Ещё оставались два приятеля Федьки, развлекавшиеся со мной в выпускной. Да-да, я не забыла и про них. Короче, есть, чем заняться кроме бесполезного копания в собственном горе. Хватит, и так два дня в больнице прохлаждалась. За этими мыслями поднялась на свой этаж и замерла, уставившись на торчавший в двери сложенный листок бумаги. Это кто тут мне любовные письма таким оригинальным способом шлёт? И не вытащили, поди ж ты. Выдернула, развернула, прочитала. «Ты следующая, тварь!» Оп-па. Открыв дверь, вошла в тёмный коридор, включила свет, снова и снова пробегая глазами одну строчку, отпечатанную на принтере. Страха не было, вместо него появился нездоровый азарт: я поднесла листок к носу и втянула воздух, словно надеясь что-то унюхать. Пальцы легко пробежались по надписи, и… подушечки кольнуло странное ощущение. Перед глазами замелькали образы, почему-то Федькина ухмыляющаяся рожа. Потом словно кто-то на паузу нажал, память услужливо подбросила картинку пару раз виденного мной бати умершего ублюдка. Тучного краснолицего мужчины в дорогом костюме, пиджак которого не сходился на внушительном пузе. Ага-а-а… Пальцам стало тепло, и я откуда-то поняла, что вычислила автора записки. Папочка Федьки, значит, считавший меня виноватой в смерти его сына.
Улыбнулась, опустила руку с листком и чуть ли не облизнулась.
– Раз, два, три, четыре, пять, я иду тебя искать, – мурлыкнула в пустоте квартиры, и собственный хриплый голос показался чужим, странным.
У меня теперь есть цель, и ради неё не пожалею ни сил, ни средств. На автомате прошла в свою комнату, бросила рюкзак на диван, скинула ботинки. Поняла, что хочу в душ. Смыть всё и очиститься. Начать с нуля. Переродиться, если угодно. А под тугими, горячими струями воды меня снова прорвало. Скорчившись на дне ванной, я заревела, даже нет, завыла в голос, выплёскивая всю боль, ужас, отчаяние и одиночество. Сжавшись в комочек, избавлялась от накопившегося за последние дни напряжения, и как ни странно, чувствовала облегчение. Словно кто-то нажал сливной бачок, и всё дерьмо смыло в канализацию. А вместе с ним и усталую, обиженную на весь мир восемнадцатилетнюю девчонку, внезапно оставшуюся одну. Именно в ту ночь началась моя новая жизнь.

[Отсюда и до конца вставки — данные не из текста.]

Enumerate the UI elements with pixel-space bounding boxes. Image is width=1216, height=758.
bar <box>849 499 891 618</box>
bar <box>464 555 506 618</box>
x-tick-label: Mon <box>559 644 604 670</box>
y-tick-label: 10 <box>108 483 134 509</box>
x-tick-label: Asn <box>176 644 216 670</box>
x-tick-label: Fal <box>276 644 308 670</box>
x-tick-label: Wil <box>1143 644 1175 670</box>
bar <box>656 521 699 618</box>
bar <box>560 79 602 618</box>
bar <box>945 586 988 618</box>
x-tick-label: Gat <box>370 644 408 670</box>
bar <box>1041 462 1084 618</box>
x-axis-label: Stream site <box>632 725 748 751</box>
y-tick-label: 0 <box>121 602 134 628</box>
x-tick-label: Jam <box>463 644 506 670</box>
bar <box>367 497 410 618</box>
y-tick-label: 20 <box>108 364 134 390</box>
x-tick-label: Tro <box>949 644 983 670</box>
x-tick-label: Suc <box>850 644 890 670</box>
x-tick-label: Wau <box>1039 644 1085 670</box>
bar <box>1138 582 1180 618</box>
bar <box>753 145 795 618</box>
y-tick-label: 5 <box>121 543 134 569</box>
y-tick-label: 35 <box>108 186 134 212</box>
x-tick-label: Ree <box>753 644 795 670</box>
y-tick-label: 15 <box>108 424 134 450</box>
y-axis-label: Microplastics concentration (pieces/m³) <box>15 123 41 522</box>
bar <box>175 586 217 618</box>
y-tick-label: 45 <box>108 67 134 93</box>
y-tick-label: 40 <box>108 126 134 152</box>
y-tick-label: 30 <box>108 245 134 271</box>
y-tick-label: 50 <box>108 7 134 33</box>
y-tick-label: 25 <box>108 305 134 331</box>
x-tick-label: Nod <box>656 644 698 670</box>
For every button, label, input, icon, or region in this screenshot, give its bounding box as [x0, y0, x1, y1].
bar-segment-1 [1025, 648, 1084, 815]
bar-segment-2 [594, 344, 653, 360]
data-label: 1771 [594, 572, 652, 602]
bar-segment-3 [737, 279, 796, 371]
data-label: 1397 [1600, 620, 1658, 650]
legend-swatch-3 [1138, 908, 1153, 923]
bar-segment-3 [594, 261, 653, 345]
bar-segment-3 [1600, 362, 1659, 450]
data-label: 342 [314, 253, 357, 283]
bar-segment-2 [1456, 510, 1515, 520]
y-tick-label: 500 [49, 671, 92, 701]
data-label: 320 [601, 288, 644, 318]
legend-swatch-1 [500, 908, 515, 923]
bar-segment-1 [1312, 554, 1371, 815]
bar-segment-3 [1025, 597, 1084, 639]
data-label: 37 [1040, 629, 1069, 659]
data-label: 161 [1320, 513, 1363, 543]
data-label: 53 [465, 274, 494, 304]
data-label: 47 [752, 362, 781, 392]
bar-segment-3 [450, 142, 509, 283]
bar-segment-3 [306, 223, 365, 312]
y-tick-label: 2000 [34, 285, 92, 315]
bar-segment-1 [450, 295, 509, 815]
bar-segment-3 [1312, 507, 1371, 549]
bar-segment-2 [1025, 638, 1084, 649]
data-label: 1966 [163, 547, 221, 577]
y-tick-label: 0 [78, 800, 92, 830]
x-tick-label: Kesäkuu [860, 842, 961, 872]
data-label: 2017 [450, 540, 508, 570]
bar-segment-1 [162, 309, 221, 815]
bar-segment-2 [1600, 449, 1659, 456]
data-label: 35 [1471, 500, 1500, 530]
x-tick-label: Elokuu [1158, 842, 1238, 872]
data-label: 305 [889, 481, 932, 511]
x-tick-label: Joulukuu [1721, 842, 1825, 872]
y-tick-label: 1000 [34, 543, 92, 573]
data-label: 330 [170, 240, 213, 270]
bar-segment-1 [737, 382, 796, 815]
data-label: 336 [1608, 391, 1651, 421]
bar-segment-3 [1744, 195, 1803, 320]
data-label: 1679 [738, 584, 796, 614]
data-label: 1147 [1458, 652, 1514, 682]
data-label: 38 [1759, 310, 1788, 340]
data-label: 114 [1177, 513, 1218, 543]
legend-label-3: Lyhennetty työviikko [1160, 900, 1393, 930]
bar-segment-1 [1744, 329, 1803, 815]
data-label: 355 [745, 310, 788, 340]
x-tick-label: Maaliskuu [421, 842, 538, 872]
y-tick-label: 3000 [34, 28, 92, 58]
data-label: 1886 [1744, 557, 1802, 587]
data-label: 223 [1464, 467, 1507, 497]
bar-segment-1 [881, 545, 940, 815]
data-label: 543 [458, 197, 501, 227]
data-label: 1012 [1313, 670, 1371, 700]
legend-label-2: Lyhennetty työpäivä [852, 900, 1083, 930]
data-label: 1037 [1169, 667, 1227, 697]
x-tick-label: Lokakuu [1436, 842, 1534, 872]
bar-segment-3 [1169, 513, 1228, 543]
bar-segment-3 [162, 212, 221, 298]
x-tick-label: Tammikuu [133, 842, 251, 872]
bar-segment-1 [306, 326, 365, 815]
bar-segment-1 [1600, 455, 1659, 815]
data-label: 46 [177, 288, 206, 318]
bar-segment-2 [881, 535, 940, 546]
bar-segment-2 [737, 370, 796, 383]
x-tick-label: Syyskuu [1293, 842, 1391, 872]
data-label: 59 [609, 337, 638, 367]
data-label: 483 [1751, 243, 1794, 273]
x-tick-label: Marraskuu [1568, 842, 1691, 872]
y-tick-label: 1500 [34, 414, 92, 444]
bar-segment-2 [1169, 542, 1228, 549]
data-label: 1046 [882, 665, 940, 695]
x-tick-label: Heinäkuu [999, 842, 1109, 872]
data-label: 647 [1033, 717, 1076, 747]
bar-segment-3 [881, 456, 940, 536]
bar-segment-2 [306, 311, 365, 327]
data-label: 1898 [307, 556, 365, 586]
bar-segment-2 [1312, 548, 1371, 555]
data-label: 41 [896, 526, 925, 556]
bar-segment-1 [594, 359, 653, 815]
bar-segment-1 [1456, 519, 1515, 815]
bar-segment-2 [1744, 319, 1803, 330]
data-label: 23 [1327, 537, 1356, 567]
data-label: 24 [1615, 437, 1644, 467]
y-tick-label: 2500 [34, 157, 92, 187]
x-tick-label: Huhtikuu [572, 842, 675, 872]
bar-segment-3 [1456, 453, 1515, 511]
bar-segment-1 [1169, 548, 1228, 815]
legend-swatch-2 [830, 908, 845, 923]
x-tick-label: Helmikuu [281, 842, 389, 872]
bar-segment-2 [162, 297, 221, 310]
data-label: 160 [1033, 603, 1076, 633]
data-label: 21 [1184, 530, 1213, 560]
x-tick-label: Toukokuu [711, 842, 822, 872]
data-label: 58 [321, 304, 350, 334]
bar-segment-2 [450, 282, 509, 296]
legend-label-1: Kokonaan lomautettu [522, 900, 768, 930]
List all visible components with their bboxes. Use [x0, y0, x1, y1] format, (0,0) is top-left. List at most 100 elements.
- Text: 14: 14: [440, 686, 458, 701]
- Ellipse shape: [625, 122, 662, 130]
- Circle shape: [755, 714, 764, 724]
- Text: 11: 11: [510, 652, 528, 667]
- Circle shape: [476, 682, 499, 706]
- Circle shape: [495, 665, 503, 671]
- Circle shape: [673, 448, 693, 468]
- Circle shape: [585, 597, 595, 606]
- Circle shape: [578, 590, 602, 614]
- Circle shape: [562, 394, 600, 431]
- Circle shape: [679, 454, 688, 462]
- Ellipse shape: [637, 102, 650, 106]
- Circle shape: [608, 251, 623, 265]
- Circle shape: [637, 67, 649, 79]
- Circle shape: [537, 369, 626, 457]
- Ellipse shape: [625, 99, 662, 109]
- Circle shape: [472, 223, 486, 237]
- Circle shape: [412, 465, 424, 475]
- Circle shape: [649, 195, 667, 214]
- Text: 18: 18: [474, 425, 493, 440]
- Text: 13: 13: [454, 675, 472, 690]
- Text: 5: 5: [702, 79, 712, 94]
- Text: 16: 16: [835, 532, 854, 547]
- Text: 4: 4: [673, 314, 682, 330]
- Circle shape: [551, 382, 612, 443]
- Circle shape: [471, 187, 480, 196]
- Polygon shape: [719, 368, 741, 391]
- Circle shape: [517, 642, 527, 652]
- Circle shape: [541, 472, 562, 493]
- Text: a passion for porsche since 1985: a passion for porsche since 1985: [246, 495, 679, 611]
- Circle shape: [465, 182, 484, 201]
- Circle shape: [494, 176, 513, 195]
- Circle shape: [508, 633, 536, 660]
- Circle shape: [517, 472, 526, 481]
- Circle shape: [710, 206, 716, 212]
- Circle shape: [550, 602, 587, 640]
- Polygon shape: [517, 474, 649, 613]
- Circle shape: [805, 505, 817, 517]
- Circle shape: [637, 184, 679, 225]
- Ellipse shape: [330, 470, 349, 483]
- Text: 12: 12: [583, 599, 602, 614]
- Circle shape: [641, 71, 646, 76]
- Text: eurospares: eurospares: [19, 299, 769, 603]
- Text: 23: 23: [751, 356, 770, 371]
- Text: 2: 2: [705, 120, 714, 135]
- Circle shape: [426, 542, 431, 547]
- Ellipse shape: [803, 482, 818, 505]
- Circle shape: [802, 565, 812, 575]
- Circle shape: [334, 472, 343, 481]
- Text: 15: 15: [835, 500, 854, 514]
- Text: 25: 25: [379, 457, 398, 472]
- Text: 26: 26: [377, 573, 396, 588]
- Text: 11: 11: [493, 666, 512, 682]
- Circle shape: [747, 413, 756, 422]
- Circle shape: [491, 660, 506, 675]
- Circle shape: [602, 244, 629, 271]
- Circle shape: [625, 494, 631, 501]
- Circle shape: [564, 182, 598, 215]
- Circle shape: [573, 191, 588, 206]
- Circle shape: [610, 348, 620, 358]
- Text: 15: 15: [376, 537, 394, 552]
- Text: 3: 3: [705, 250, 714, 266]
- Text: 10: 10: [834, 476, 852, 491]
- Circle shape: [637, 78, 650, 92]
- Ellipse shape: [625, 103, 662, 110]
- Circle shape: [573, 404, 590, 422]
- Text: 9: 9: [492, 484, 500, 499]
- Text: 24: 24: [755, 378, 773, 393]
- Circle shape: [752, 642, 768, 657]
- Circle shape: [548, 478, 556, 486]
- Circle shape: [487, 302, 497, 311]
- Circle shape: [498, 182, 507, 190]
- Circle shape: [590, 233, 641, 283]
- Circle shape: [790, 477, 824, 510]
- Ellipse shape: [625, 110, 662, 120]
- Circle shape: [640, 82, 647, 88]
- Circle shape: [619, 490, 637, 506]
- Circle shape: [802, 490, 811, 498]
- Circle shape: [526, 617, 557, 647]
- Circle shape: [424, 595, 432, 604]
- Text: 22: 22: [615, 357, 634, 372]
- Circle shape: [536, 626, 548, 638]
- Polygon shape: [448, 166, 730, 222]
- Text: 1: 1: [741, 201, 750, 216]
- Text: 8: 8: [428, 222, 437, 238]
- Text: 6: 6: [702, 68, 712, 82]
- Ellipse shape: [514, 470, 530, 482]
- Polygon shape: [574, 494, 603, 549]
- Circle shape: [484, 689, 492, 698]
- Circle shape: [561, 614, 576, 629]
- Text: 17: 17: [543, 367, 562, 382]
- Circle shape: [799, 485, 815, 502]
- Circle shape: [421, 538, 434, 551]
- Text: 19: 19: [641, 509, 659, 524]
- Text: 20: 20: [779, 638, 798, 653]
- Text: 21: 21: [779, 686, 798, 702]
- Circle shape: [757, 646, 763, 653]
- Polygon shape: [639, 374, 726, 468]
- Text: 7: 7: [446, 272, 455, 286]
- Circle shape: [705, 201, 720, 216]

Проревевшись и помывшись, я завалилась спать, пока ещё не имея никаких чётких планов, но твёрдо намеренная найти всех, из-за кого моя жизнь полетела к чертям. И я дала себе слово больше не плакать. Никогда. Как бы хреново ни было, что бы ни происходило. Я все слёзы выплакала в больнице и тогда, в ту ночь. Я одна, и надеяться ни на кого, кроме себя, не стоит.